Parents have overwhelmingly supported reopening of schools with the necessary safety protocols.

Almost 90% of the parents were willing to send their children to school with necessary health safeguards. Close to 65% were of the opinion that schools, when they reopen, would not pose a problem for their children’s health.

In a 45-minute class, half the time goes in saying hello-hello” as the network is bad and girls cannot hear properly and keep saying, Madam, theek se sunai nahi de raha hai” It is very difficult to teach even with these four girls; I do not know how it would be if all the students connected to the class.’

Teacher, Raipur, Chattisgarh

Online learning opportunities are ineffective in providing any actual education

Teachers shared their concerns about maintaining the emotional connection with children during the online classes. 

It is mostly one-way communication; we make PPTs and share pictures and videos. But it is difficult to know how much children can follow. It also feels bad that majority of the students are not able to participate in the class. We do not know what will happen to those children.’ 

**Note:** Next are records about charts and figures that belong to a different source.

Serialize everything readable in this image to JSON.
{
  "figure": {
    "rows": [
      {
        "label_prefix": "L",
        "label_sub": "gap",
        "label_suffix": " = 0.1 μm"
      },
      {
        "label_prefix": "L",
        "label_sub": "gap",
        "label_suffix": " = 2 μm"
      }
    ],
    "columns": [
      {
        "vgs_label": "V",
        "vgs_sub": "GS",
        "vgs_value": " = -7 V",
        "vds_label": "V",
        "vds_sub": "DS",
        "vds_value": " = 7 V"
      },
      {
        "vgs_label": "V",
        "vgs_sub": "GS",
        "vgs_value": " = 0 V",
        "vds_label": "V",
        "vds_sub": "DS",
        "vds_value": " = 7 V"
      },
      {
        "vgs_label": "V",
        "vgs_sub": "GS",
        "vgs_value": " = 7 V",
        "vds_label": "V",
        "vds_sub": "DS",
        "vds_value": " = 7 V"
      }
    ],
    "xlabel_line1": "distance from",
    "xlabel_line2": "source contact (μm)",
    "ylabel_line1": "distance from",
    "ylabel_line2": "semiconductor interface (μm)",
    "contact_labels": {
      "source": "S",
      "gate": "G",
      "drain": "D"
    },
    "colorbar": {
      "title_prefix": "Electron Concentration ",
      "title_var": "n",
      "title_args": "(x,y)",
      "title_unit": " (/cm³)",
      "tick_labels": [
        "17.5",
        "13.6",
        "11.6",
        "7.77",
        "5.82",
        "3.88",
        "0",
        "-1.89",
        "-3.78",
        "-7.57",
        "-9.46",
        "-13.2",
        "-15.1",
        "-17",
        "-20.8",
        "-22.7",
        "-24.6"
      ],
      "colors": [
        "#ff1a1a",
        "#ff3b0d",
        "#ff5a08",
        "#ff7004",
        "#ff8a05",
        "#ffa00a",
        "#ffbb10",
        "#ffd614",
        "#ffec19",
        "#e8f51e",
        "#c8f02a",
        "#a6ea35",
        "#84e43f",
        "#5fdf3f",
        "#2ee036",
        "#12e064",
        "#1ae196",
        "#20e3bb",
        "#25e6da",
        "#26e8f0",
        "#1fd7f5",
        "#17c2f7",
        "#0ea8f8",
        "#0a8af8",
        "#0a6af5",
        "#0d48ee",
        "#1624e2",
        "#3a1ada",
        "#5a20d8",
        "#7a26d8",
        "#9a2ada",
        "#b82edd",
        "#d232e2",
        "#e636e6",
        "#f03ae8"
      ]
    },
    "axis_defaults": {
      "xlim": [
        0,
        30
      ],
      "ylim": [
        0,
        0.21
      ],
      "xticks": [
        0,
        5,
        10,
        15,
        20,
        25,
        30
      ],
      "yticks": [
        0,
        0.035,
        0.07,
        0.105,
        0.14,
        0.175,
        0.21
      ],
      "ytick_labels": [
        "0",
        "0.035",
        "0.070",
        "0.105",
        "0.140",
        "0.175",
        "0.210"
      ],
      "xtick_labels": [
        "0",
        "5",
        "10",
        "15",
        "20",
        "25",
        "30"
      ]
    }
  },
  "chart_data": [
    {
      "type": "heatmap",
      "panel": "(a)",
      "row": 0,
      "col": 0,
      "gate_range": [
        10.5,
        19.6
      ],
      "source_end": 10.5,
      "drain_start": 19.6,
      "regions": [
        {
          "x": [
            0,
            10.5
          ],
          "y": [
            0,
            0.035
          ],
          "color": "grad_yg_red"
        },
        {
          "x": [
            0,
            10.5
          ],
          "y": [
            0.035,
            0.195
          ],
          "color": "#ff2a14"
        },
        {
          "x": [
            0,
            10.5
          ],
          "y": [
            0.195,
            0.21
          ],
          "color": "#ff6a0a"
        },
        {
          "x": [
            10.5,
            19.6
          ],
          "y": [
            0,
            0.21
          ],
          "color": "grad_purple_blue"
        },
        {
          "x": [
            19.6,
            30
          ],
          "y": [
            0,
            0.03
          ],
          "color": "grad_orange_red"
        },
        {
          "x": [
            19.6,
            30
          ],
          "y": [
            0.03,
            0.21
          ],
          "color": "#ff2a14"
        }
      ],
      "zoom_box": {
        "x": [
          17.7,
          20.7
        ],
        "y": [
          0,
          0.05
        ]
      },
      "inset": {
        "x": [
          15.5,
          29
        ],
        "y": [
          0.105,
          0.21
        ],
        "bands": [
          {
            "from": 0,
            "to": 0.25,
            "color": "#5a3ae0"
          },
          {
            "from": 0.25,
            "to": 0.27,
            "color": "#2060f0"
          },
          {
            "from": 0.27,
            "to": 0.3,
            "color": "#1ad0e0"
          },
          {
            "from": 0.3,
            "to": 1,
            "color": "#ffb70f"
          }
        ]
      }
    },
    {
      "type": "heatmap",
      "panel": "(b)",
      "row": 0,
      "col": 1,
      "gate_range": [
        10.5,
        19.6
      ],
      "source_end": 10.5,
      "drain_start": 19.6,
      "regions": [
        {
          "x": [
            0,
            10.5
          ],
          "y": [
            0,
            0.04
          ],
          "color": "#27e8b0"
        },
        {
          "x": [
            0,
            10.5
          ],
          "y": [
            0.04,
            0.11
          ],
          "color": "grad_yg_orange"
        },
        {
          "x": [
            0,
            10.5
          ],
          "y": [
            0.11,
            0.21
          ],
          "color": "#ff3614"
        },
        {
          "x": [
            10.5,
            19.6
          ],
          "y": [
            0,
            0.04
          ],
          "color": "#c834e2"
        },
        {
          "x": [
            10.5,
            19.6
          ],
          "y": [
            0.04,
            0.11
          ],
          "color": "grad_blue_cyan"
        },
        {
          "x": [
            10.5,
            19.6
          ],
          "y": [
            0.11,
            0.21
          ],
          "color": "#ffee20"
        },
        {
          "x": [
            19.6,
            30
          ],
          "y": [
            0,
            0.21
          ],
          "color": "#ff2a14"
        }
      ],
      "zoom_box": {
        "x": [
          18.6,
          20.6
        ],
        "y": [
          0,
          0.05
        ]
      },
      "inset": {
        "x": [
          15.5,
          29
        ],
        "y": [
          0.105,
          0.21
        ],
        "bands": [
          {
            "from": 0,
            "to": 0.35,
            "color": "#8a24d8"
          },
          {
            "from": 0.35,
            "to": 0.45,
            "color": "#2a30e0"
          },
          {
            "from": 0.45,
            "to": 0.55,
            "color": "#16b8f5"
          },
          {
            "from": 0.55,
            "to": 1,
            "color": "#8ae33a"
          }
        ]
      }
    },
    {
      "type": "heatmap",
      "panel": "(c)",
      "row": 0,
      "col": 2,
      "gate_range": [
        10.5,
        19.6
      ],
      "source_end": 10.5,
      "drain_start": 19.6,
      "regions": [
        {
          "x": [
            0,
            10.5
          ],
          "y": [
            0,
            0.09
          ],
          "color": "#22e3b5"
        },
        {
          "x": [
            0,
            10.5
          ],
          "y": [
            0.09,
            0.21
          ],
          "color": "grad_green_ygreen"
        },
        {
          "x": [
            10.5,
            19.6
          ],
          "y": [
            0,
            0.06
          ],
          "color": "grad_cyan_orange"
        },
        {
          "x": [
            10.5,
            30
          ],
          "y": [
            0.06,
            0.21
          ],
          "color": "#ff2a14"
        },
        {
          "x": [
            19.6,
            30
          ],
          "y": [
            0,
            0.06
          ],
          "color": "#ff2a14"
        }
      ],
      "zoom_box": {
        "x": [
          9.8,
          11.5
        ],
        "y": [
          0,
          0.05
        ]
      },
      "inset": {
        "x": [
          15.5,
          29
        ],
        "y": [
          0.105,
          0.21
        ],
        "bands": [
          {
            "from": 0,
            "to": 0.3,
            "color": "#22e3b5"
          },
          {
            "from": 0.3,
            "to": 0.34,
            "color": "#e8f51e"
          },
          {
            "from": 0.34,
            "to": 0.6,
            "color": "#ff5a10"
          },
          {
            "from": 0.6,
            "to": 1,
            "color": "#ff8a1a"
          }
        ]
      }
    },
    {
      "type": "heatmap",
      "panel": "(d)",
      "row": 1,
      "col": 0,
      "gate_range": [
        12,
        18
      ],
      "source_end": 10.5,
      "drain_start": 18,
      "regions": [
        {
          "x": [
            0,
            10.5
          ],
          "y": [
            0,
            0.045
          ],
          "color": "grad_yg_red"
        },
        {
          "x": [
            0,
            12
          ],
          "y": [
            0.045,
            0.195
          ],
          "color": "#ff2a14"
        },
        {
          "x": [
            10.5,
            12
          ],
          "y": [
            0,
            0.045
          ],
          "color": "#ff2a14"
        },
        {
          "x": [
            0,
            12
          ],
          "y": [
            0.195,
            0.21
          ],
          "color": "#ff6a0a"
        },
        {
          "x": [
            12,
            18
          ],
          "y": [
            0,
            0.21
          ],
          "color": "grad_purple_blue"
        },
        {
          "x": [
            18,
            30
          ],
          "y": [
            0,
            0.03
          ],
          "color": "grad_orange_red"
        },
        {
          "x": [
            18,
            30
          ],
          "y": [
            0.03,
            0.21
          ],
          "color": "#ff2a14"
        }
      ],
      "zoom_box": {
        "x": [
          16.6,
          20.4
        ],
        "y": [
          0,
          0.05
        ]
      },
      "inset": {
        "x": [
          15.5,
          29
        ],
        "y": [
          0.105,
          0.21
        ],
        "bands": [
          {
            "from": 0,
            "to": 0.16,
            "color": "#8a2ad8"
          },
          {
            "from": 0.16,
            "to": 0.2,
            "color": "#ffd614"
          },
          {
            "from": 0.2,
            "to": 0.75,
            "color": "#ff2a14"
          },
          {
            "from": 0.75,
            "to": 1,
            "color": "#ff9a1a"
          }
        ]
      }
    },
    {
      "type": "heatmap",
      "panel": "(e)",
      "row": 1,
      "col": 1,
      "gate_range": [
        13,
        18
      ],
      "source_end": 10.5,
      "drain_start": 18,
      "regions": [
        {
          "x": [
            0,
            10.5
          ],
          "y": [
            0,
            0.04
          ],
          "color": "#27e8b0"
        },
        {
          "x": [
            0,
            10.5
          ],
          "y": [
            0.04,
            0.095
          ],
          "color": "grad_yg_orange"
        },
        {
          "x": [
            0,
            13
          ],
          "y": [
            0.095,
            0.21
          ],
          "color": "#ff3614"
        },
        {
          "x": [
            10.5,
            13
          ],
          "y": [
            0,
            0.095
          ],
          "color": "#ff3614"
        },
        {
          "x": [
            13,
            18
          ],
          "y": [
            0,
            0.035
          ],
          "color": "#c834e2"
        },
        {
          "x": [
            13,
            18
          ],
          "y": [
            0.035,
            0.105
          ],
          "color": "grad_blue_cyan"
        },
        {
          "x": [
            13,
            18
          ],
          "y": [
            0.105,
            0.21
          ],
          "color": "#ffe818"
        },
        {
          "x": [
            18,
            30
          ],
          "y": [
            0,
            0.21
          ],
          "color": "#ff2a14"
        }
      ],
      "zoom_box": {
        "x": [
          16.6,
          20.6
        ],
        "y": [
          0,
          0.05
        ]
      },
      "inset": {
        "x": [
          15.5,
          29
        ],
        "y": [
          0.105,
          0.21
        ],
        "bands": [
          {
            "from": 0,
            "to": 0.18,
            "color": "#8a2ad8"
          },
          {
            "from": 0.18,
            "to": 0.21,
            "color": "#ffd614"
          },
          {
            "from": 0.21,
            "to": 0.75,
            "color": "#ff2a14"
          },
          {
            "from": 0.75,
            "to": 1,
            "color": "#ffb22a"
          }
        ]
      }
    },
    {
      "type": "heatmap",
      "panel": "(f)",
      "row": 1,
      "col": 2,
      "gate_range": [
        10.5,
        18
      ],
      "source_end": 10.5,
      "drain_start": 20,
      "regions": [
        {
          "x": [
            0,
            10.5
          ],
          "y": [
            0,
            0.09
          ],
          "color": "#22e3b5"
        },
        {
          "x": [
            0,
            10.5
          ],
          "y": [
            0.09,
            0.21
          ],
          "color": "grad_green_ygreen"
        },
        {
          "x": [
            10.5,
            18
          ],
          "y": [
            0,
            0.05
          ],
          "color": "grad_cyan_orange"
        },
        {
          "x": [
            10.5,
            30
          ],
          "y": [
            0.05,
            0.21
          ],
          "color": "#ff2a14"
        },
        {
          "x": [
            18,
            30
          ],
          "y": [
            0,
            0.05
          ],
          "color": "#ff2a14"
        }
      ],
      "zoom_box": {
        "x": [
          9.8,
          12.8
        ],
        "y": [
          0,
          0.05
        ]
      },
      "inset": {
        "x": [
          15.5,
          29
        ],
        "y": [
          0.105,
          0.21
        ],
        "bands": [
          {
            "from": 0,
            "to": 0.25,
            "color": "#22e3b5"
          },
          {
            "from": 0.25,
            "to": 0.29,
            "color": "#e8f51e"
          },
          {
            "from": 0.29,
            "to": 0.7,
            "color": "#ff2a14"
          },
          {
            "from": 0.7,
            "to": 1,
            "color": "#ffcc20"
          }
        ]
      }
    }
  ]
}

-Teacher, Raipur, Chhattisgarh

Parents were also asked about the suitability of online classes for their children. In the implementing states, around 70 per cent parents expressed that they did not find online classes suitable for their children and in the non-implementing states, more than 50 percent of parents shared that they felt that online classes would not be suitable for their children.

An urgent need to reopen schools with safety protocols

It is hardly surprising that in a context of existing inequalities of access in terms of provisioning for basic school education, and the socio-economic differences that underlie such inequalities, online teaching-learning solutions would lead to furthering of such inequalities in school education.

This study, overall, is in alignment with other such recent studies and underscores the severe problems that online learning solutions generate for the public school children across states.

These are in terms of abysmal access of poor families and children to online learning options, the ineffectiveness of online teaching-learning to provide substantive learning opportunities, and inadequate preparedness of teachers for online teaching. Fortunately, many of these initiatives have since then been rolled back and state education departments have begun to endorse more context-based, direct teaching learning solutions. This also resonates with the finding of the study that indicates that parents are both dissatisfied with online learning solutions and eager to have their children back in school with necessary safeguards for their health and well-being.

The study, therefore, points to the urgent need to reopen schools in a phased manner with adequate provisions for the health and safety of both children and teachers in the public school system. It also suggests the need to adopt context-based, direct teaching-learning solutions with the physical presence of teachers during the transition period of the reopening of public schools.